You Can't Take It With You, So I'll Take It Instead


"Those who wear dead people's clothes will live a long time"

So goes a Turkish superstition, one of a long list of fascinating beliefs compiled by the Turkish Ministry of Culture and Tourism. (On the same list: "if a person steps on a cat upon entering the wedding chamber, the person will not succeed in his duties").

I'm glad to see the Turks so sensibly condoning the wearing of secondhand clothes, because for other, strenuously vocal opponents, the creep factor surmounts all. This is certainly true for the Guardian's otherwise brilliant fashion writer Hadley Freeman, who writes:
Vintage came into fashion when lots of models (aka Kate Moss) started wearing it, models being the only species on earth who have sufficient time to trawl through racks of dead people's clothes to find the occasional nugget, the funds to buy them, and the bodies to make anything - even dead people's clothes - look good.
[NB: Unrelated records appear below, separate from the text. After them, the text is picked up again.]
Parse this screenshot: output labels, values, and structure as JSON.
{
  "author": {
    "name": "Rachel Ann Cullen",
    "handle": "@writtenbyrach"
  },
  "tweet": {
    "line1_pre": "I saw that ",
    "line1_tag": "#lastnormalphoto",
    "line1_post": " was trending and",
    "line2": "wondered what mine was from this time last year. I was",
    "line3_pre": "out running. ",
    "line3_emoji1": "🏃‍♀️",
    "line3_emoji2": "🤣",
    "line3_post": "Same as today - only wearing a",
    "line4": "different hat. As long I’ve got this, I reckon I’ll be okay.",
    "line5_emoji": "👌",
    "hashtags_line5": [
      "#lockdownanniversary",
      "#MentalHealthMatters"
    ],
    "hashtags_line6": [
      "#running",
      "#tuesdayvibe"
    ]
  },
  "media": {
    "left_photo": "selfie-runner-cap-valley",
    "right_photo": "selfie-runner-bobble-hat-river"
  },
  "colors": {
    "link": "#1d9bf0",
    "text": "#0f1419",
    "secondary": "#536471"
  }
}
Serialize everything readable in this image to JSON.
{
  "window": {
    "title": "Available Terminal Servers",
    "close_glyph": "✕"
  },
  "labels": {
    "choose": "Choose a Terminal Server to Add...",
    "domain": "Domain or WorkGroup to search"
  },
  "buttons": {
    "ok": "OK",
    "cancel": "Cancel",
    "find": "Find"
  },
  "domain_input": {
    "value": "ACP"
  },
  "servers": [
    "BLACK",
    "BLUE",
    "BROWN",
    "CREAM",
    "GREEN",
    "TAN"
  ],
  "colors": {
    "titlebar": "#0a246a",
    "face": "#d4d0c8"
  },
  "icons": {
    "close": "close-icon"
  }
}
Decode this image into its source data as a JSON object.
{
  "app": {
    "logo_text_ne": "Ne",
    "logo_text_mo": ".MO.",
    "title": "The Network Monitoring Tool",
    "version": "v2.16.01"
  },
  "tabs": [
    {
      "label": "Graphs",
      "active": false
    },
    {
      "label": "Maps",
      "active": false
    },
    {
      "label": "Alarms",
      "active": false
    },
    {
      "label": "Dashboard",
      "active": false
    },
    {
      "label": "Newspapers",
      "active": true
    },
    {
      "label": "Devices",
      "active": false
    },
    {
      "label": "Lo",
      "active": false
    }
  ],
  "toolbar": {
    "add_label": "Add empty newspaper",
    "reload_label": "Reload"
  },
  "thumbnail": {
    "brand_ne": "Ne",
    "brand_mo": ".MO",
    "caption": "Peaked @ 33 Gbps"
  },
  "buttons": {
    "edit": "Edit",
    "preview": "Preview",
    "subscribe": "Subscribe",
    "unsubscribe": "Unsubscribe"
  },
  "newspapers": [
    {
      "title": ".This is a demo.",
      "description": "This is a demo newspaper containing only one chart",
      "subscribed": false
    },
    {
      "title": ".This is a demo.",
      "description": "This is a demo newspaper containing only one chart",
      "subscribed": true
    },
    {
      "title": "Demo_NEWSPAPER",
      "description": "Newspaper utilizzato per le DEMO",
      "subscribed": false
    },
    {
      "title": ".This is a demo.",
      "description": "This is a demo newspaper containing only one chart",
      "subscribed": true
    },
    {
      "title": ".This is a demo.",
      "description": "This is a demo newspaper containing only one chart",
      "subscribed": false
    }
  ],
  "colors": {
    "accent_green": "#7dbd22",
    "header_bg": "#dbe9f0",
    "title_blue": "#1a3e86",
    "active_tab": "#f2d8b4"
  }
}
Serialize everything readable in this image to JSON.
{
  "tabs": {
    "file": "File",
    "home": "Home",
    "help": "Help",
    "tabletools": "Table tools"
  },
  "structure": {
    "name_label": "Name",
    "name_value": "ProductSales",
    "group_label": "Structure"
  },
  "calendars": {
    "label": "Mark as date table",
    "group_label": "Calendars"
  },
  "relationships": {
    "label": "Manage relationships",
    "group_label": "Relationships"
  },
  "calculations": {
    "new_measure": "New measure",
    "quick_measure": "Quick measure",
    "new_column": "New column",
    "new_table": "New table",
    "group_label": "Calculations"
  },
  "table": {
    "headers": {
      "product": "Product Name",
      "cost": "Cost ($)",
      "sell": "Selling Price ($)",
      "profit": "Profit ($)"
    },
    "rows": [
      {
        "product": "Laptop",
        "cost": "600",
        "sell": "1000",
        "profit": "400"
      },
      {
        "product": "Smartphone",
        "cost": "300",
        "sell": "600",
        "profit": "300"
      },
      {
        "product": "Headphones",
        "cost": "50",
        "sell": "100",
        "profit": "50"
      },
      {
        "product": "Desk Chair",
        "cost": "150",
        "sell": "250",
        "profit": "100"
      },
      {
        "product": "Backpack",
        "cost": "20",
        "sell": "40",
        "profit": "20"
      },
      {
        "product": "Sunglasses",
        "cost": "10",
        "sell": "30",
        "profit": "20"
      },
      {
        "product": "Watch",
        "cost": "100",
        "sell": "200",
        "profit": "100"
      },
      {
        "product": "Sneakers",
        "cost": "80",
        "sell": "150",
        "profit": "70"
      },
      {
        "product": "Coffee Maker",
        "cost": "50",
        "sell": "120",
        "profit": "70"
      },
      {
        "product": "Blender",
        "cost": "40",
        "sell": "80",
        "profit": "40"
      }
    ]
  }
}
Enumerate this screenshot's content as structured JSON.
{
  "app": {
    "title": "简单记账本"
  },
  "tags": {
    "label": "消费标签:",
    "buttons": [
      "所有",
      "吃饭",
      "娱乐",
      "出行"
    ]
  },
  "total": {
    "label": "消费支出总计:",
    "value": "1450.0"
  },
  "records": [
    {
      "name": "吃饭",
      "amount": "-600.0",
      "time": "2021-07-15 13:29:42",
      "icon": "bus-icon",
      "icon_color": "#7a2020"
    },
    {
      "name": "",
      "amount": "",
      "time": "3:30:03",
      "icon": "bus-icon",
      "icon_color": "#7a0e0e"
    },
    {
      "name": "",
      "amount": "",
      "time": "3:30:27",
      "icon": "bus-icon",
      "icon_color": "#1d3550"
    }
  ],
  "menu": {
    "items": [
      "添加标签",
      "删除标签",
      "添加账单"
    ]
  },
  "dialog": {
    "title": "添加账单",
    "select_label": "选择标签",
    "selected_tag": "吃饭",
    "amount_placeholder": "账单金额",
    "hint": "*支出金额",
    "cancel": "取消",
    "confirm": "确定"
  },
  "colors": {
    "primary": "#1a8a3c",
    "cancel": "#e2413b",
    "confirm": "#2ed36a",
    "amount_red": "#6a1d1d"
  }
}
Simon Doonan, creative director at Barney's and the author of several superb style guides, is less concerned with the skeeve quotient of other people's things as the restless nature of the ghosts that haunt them. He writes:
Spirits love a nice bit of schmatte [Yiddish, "tat"] as you or I: Does the phrase "Shroud of Turin" mean anything to you?
In a column for the New York Observer Doonan provides a listing of vintage purveyors in New York City, as well as a roundup of spiritual guides, psychics, and exorcists to give the garments a precautionary laundering, in case you feel it important to dispossess your new possessions.

There is a small cadre of secondhand fans that actually appreciate -- even relish -- the notion that you can walk a mile in a dead man's shoes. Matt Lucas did a sketch along these lines on Little Britain:

Customer in a charity shop: "Did anybody die in this?"
Shop owner: "Yes, I'm afraid so."
Customer: [brightening] "Ooo! I'll take it then."

If you don't mind skating close to the rim of the Great Beyond, as many creative individuals do, you're less likely to be put out by the idea of donning the mantle of one who has since passed on. Novelist Stona Fitch recalls:
"I had a friend in the Fenway (Boston) who ran a secondhand shop called Dead People's Things. He would call me when someone my size died. And suddenly I'd have a dozen white shirts from the 50s that actually fit. And smelled like someone else."

Anybody who enjoys shopping for secondhand things has reconciled to the fact that the molecular remains of the lives of others may jolt us into considering the mortality of our own. The cigarette fug, the waft of faint perfume, the scent of effort. Or, casting farther back, anointed oil. Because I have heard of the Shroud of Turin. And I wonder which of the lucky apostles wound up wearing Jesus' old robes.